On 10/10/10 we first visited New Orleans for a wedding and fell in love with the city. So it was kind of appropriate that we came back on 12/12/12.
Our first day in the Crescent City was a cold and damp one. We discovered on our previous visit that the best way to navigate around New Orleans was by bicycle. Rarely does less-than-ideal weather prevent us from our biking plan. So, off we went.
Getting a late start from our campsite at St Bernard State Park, we rode two ferries in, had lunch and visited the Insectarium, then rode two ferries out.
The ferries were necessary because a bicycle can’t go over many of the Mississippi River bridges. The river snakes through New Orleans like the Grinch around a Christmas tree.
On the ferries, we had an opportunity to chat with some of the locals. We got some interesting inside info on the city, and Katrina.
In varied accents (Creole, Cajun, Southern and folks who talk just like me) we heard stories about the wrath of the storm seven years ago. Ginger spent several months in Georgia, away from her wrecked home.
The would-be river boat captain told a story about the flow of mighty Mississippi that day. The boilermaker, charming as could be, didn’t talk much about Katrina, but his love for his home was evident in his story about industry along the banks of the river.
Day two dawned clear and sunny and quite a bit warmer. We took off on bikes again, skipping the fun but time-eating ferry and driving in to a cheap ($5.00 per day) parking lot just outside the French Quarter.
My daughter, having recently travelled to New Orleans, recommended Betsy’s Pancake House on Canal Street in the Mid City neighborhood.
Betsy’s was yummy.
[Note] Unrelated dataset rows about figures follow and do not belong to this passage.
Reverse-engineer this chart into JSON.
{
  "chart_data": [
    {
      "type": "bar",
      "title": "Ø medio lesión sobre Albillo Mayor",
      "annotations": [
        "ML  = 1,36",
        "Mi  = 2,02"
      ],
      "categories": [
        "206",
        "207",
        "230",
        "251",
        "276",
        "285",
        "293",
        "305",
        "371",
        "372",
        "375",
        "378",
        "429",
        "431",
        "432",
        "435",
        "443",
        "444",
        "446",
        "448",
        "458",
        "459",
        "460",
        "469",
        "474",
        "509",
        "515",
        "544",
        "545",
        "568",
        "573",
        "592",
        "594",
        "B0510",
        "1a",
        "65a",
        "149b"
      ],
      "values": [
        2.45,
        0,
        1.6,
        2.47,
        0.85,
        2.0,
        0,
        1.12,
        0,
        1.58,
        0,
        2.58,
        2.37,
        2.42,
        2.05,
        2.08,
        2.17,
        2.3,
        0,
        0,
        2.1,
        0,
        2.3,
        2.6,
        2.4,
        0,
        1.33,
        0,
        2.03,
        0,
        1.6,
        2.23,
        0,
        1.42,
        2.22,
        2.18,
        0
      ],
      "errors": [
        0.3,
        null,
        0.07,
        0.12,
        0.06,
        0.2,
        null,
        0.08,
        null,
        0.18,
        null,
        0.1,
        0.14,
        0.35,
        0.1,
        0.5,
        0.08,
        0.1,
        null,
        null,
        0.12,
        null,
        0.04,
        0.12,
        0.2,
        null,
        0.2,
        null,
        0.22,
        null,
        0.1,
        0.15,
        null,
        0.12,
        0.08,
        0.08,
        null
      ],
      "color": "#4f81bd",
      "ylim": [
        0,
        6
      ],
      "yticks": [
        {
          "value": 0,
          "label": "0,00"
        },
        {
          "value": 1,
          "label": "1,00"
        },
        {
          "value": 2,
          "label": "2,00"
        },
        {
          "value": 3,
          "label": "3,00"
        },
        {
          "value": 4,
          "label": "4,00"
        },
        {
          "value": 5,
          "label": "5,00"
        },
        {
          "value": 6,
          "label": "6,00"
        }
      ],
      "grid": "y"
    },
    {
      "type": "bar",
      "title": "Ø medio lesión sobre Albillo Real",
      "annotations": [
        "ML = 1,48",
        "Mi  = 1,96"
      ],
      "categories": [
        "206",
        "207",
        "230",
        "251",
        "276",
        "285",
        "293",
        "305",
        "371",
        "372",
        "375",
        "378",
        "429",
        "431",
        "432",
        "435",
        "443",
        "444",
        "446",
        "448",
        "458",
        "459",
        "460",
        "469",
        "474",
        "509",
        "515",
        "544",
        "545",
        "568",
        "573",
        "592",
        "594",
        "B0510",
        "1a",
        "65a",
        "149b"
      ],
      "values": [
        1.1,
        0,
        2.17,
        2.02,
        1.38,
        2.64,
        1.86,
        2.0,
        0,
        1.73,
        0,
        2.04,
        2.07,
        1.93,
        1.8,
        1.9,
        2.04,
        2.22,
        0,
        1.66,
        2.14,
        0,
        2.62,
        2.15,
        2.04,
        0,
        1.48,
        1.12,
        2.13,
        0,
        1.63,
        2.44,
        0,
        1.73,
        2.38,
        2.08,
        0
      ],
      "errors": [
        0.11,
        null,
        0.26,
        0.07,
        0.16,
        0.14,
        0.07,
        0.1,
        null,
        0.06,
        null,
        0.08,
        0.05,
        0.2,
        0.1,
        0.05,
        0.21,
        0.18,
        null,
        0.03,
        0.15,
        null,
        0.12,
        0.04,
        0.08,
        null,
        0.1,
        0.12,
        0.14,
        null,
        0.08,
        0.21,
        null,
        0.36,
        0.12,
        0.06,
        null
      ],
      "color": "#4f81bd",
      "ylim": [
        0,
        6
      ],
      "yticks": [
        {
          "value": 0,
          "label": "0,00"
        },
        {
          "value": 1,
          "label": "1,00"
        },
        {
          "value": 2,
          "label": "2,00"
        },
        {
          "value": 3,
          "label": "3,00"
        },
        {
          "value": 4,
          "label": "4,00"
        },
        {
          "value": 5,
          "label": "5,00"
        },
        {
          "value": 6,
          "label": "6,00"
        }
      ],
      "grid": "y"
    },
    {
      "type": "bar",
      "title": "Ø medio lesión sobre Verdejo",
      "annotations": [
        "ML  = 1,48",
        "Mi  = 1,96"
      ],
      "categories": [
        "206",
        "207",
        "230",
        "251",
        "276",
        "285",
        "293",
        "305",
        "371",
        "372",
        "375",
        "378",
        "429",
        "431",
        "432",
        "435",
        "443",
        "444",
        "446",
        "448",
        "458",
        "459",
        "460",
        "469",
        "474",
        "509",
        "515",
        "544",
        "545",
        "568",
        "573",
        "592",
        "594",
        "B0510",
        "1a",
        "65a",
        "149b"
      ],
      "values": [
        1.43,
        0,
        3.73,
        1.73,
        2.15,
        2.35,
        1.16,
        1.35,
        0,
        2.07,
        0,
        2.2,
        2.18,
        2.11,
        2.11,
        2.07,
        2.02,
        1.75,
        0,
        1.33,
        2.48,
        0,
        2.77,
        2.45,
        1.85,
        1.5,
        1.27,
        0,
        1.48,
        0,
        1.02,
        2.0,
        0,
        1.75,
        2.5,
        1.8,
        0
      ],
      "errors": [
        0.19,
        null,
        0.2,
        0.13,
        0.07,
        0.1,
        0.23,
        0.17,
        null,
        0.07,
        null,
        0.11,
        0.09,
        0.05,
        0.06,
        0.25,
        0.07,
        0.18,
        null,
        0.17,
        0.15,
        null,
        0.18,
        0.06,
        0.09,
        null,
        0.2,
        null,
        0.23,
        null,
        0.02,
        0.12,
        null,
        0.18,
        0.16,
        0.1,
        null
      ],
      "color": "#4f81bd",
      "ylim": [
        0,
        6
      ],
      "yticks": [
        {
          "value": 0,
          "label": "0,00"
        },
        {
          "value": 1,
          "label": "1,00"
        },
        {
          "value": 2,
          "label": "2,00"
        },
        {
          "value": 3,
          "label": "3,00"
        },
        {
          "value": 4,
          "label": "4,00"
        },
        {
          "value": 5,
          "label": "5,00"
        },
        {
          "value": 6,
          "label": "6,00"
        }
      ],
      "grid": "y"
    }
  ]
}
Grits and blueberry pancakes were consumed as the clock read 12:12 on 12/12/12!
Next up was City Park and the Singing Oak. It was magical, standing under the massive tree, hung with wind chimes of all sizes! All tuned to the pentatonic scale.
Here’s a better video of the Singing Oak:
It being Wednesday, the New Orleans Museum of Art was free, so of course we checked it out.
Next up was a bicycle tour of the French Quarter. Bourbon street was hopping at two in the afternoon! The party, apparently, never ends.
Lastly, we took refreshments at Cafe du Monde. Cups of Cafe au Lait were raised in memory of my dear mom, who loved the beignets and coffee so much she would visit the Cafe more than once on each visit to New Orleans.
On the way back to St Bernard park, we went over the Claiborne Street bridge.
I had read about Brad Pitt’s work for Katrina victims and hoped that we would see some of the houses that his foundation is building.
If you click on the bottom photo to open it, you can see the rebuilt Ninth Ward.
Man, you guys make due. Self sufficiency and not afraid to make things work. I envy it and love it. God bless and still love the blog!
Thanks Vince, say hi to Maria, Olivia, and Julia! A big guy strong today, upon hearing our story, said; “You’re a lot braver than I”…
David and Jane – It is fun to read about your adventures! I can’t believe you are missing all the fun here! we miss you guys!
Hi Megan! We are missing the fight for the park! I wrote a few emails but it’s not the same as being there. Thanks so much for all you are doing!
We sure miss YOU all! Great to see Charlie riding that raccoon still. Thats my favorite ride too, just have to hold on really tight. We are also glad you all are there fighting the good fight. Jane wrote her letter immediately.
Who advised you to avoid the 9th ward? and why?
Well…the Ginger the ranger at St Bernard State park made mostly “Positive” suggestions, but did “X” out some areas on the cartoon map…and we may have remembered the 9th Ward from the news. We made our way through a lot of other unseemly places though. Just keep swimming, just keep swimming. We saw lots of things the tourists and Interstates wouldn’t have shown.